В следующий раз он увидел ее у стенда «Международной Амнистии» в компании студентов: Элени агитировала написать полковнику Каддафи письмо‑протест против пыток в Ливии. Лео уселся к ней за стол, и они побеседовали о деятельности организации. Говорила Элени, как ходила: решительно, целеустремленно и бодро. Интересно, что лежало в основе, подумал Лео, речь или шаг? Талант и страсть убеждать у Элени имелись, и Лео захотелось сделать доброе дело. Он написал полковнику, и не один раз, но невежливый Каддафи так и не ответил. Потом с легкой руки Элени Лео писал подлым африканским королям, свирепым арабским диктаторам и одному придурковатому американскому сенатору, целая тележка писем получилась, и все про помилование политических активистов, поэтов и узников совести. Вскоре имя Лео, наверное, намозолило глаза каждому мало‑мальски известному фашисту, сталинисту, милитаристу и жестокому деспоту в мире. Если бы за упорную борьбу за справедливость давали премию, Лео точно стал бы лауреатом.

И однажды Лео не выдержал, сел за стол «Амнистии» и настрочил письмо следующего содержания:

 

 

Глубокоуважаемый Саддам Хусейн!

Ну сколько еще этих поганых писем мне надо Вам написать, чтобы Элени начала встречаться со мной?

С любовью, Ваш старый друг

Лео Дикин

 

 

Листок Лео передал Элени. Она внимательно прочитала, тряхнула головой и посмотрела на Лео с неодобрением.

Лео густо покраснел.

Элени бросила письмо на стол.

– А я‑то думала, тебя в самом деле волнуют права человека.

– Меня волнует все, что волнует тебя. Если бы ты держала собачий приют, я бы каждый день являлся с собачьими галетами. Ты же сама видишь, я просто хочу быть поближе к тебе.

– Если ты хотел встречаться со мной, необязательно было писать письма.

Неужели его хваленое обаяние на нее не действует?

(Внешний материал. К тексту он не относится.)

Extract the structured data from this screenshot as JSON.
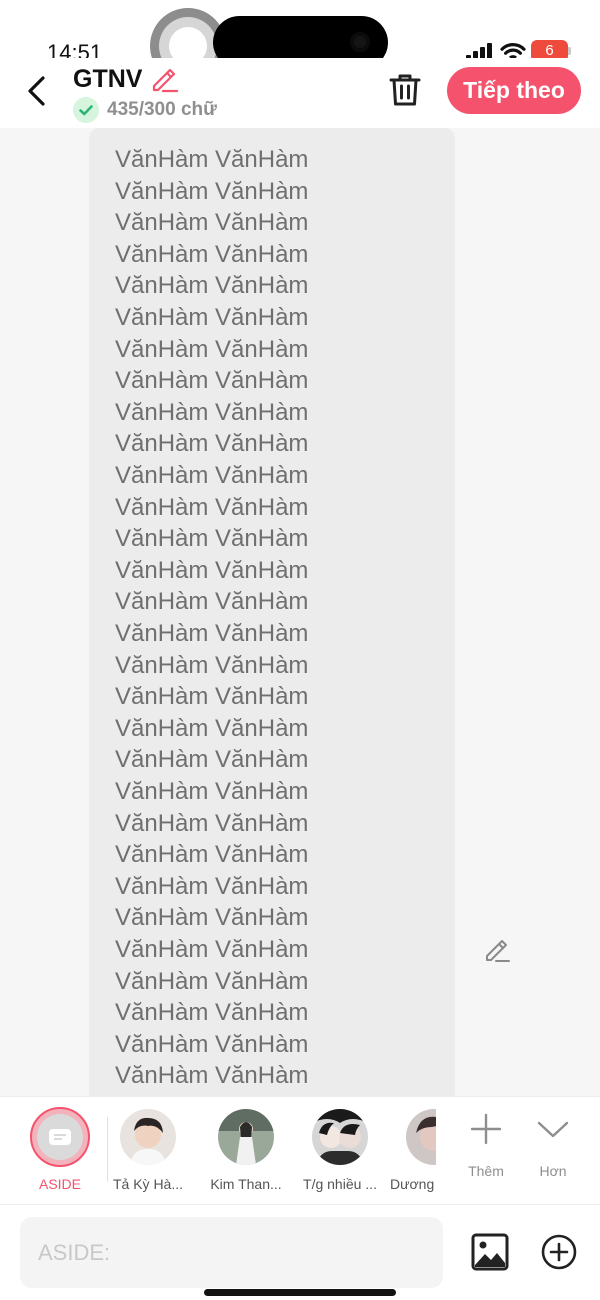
{
  "status_bar": {
    "time": "14:51",
    "battery_level": "6",
    "battery_color": "#ef4b3c"
  },
  "header": {
    "title": "GTNV",
    "word_count": "435/300 chữ",
    "next_label": "Tiếp theo",
    "accent_color": "#f5536d"
  },
  "content": {
    "lines": [
      "VănHàm VănHàm",
      "VănHàm VănHàm",
      "VănHàm VănHàm",
      "VănHàm VănHàm",
      "VănHàm VănHàm",
      "VănHàm VănHàm",
      "VănHàm VănHàm",
      "VănHàm VănHàm",
      "VănHàm VănHàm",
      "VănHàm VănHàm",
      "VănHàm VănHàm",
      "VănHàm VănHàm",
      "VănHàm VănHàm",
      "VănHàm VănHàm",
      "VănHàm VănHàm",
      "VănHàm VănHàm",
      "VănHàm VănHàm",
      "VănHàm VănHàm",
      "VănHàm VănHàm",
      "VănHàm VănHàm",
      "VănHàm VănHàm",
      "VănHàm VănHàm",
      "VănHàm VănHàm",
      "VănHàm VănHàm",
      "VănHàm VănHàm",
      "VănHàm VănHàm",
      "VănHàm VănHàm",
      "VănHàm VănHàm",
      "VănHàm VănHàm",
      "VănHàm VănHàm",
      "VănHàm VănHàm"
    ]
  },
  "characters": {
    "aside_label": "ASIDE",
    "items": [
      {
        "name": "Tả Kỳ Hà..."
      },
      {
        "name": "Kim Than..."
      },
      {
        "name": "T/g nhiều ..."
      },
      {
        "name": "Dương"
      }
    ],
    "more_label": "Thêm",
    "expand_label": "Hơn"
  },
  "input": {
    "placeholder": "ASIDE:"
  }
}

– Так что же мне делать? – беспомощно спросил Лео.

Его словно трясина засасывала. А Элени стояла на берегу и смотрела.

– Надо просто спросить меня.

– Ладно… ты будешь встречаться со мной?

Наконец‑то она улыбнулась.

Лео воспрянул духом и вознесся выше облаков. Конечно, он ей нравится. Это все игра.

– Я подумаю, – ответила она.

– Подумаешь?

– Через неделю дам ответ.

Через целых семь дней? О чем тут думать? Гордость Лео была уязвлена. Наверное, он ей безразличен, вот и все, иначе не тянула бы так. Наверное, будет убеждать себя, пытаться склонить чашу весов в ту или другую сторону. Лео прокручивал в голове тысячу вариантов, составлял речи, стараясь найти достойный ответ, пытался предвидеть направления ударов и разрабатывал оборонительную стратегию, словно мальчик с армией игрушечных солдатиков, возомнивший себя полководцем.

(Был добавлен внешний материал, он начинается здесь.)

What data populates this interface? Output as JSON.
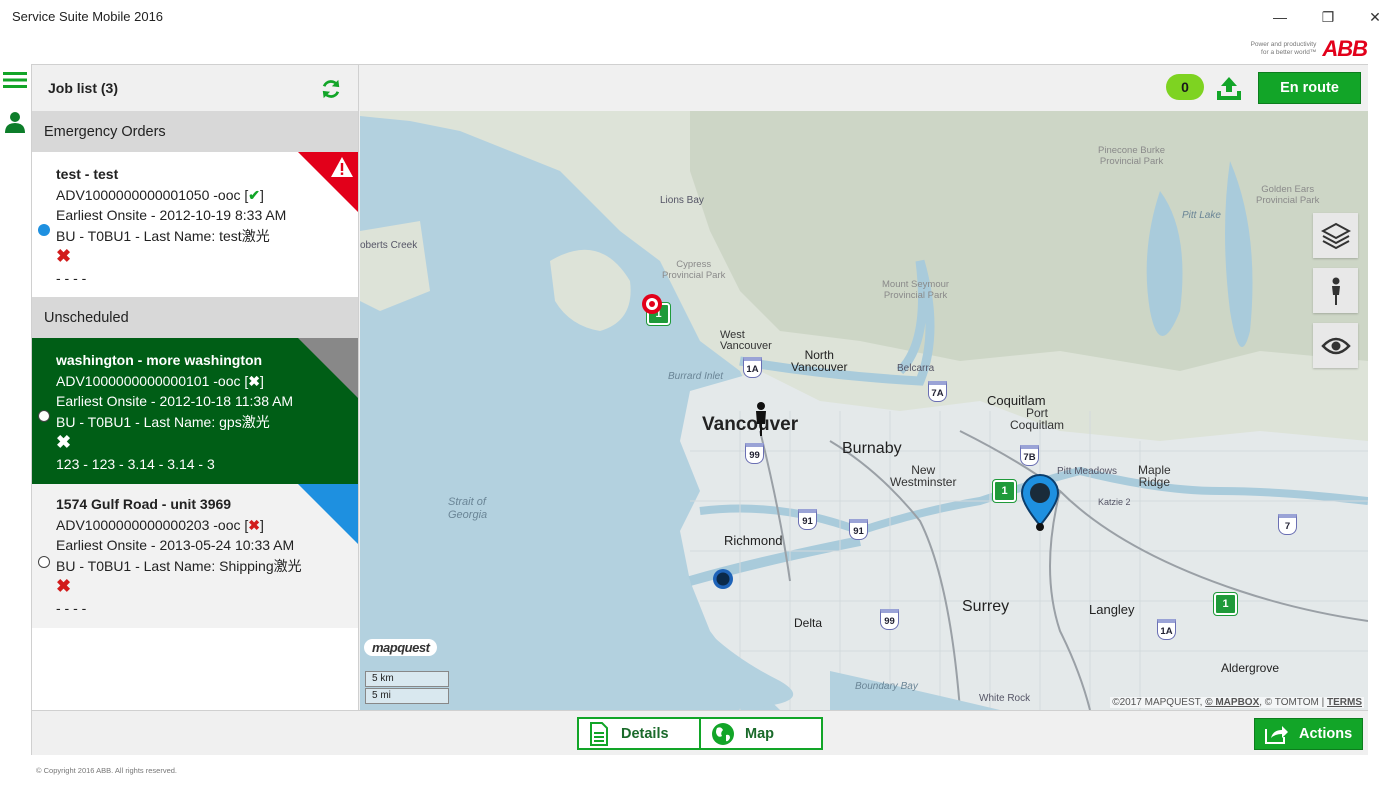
{
  "window": {
    "title": "Service Suite Mobile 2016",
    "minimize_glyph": "—",
    "restore_glyph": "❐",
    "close_glyph": "✕"
  },
  "brand": {
    "tagline_1": "Power and productivity",
    "tagline_2": "for a better world™",
    "logo_text": "ABB"
  },
  "joblist": {
    "title": "Job list (3)",
    "sections": {
      "emergency": "Emergency Orders",
      "unscheduled": "Unscheduled"
    },
    "jobs": [
      {
        "name": "test - test",
        "id": "ADV1000000000001050 -ooc [",
        "id_close": "]",
        "onsite": "Earliest Onsite - 2012-10-19 8:33 AM",
        "bu": "BU - T0BU1 - Last Name: test激光",
        "extra": "- - - -",
        "accent": "#e2001a"
      },
      {
        "name": "washington - more washington",
        "id": "ADV1000000000000101 -ooc [",
        "id_close": "]",
        "onsite": "Earliest Onsite - 2012-10-18 11:38 AM",
        "bu": "BU - T0BU1 - Last Name: gps激光",
        "extra": "123 - 123 - 3.14 - 3.14 - 3",
        "accent": "#888888"
      },
      {
        "name": "1574 Gulf Road - unit 3969",
        "id": "ADV1000000000000203 -ooc [",
        "id_close": "]",
        "onsite": "Earliest Onsite - 2013-05-24 10:33 AM",
        "bu": "BU - T0BU1 - Last Name: Shipping激光",
        "extra": "- - - -",
        "accent": "#1e90e0"
      }
    ]
  },
  "topbar": {
    "count": "0",
    "enroute_label": "En route"
  },
  "map": {
    "labels": {
      "lions_bay": "Lions Bay",
      "cypress": "Cypress\nProvincial Park",
      "mount_seymour": "Mount Seymour\nProvincial Park",
      "pinecone": "Pinecone Burke\nProvincial Park",
      "golden_ears": "Golden Ears\nProvincial Park",
      "pitt_lake": "Pitt Lake",
      "roberts_creek": "oberts Creek",
      "west_vancouver": "West\nVancouver",
      "north_vancouver": "North\nVancouver",
      "burrard_inlet": "Burrard Inlet",
      "belcarra": "Belcarra",
      "vancouver": "Vancouver",
      "coquitlam": "Coquitlam",
      "port_coquitlam": "Port\nCoquitlam",
      "burnaby": "Burnaby",
      "new_westminster": "New\nWestminster",
      "pitt_meadows": "Pitt Meadows",
      "maple_ridge": "Maple\nRidge",
      "katzie": "Katzie 2",
      "strait": "Strait of\nGeorgia",
      "richmond": "Richmond",
      "surrey": "Surrey",
      "langley": "Langley",
      "delta": "Delta",
      "aldergrove": "Aldergrove",
      "boundary_bay": "Boundary Bay",
      "white_rock": "White Rock"
    },
    "shields": [
      "1A",
      "99",
      "7A",
      "7B",
      "91",
      "91",
      "99",
      "1A",
      "7"
    ],
    "green_shields": [
      "1",
      "1",
      "1"
    ],
    "logo": "mapquest",
    "scale_km": "5 km",
    "scale_mi": "5 mi",
    "attribution_prefix": "©2017 MAPQUEST, ",
    "attribution_mapbox": "© MAPBOX",
    "attribution_mid": ", © TOMTOM | ",
    "attribution_terms": "TERMS"
  },
  "bottom": {
    "details_label": "Details",
    "map_label": "Map",
    "actions_label": "Actions"
  },
  "footer": {
    "copyright": "© Copyright 2016 ABB. All rights reserved."
  },
  "colors": {
    "accent_green": "#12a528",
    "selected_row": "#005e16",
    "emergency": "#e2001a",
    "scheduled": "#1e90e0",
    "counter": "#7ed321"
  }
}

Дни шли, и раздражение в нем нарастало. Девчонка вертит им как хочет. Его голос не в счет, она все решает сама. А его загнала в угол. Это такая пытка. Нет, пора стряхнуть с себя наваждение.

И Лео решил про себя: она меня не интересует, какой бы ответ ни последовал. Сама виновата.

А для вида напустил на себя бодрость. Пусть удивляется.

 

Элени не очень‑то верила в любовь и в то, что интересна парням. Печальный опыт учил: попадется девушка поинтереснее – и любимого поминай как звали. Хотя, конечно, лестно выслушать такое признание от красавца‑третьекурсника, вечно окруженного красотками, которым она не чета…

Элени встала перед зеркалом и тщательно обследовала свою внешность. Чем она ему глянулась? Пухлые щеки, широкий нос, густые черные брови, невыразительные глаза, тоненькие ножки. Да еще дар не выделяться, вечно обретаться «не в фокусе». На школьных фотографиях ее одноклассницы неизменно выходили четко, с улыбками на губах, она одна была серьезная и тем не менее умудрялась оставаться где‑то сбоку, чуть ли не за кадром. Длинные густые курчавые волосы – красивая обертка для невзрачного подарка, больше ей нечем похвастаться.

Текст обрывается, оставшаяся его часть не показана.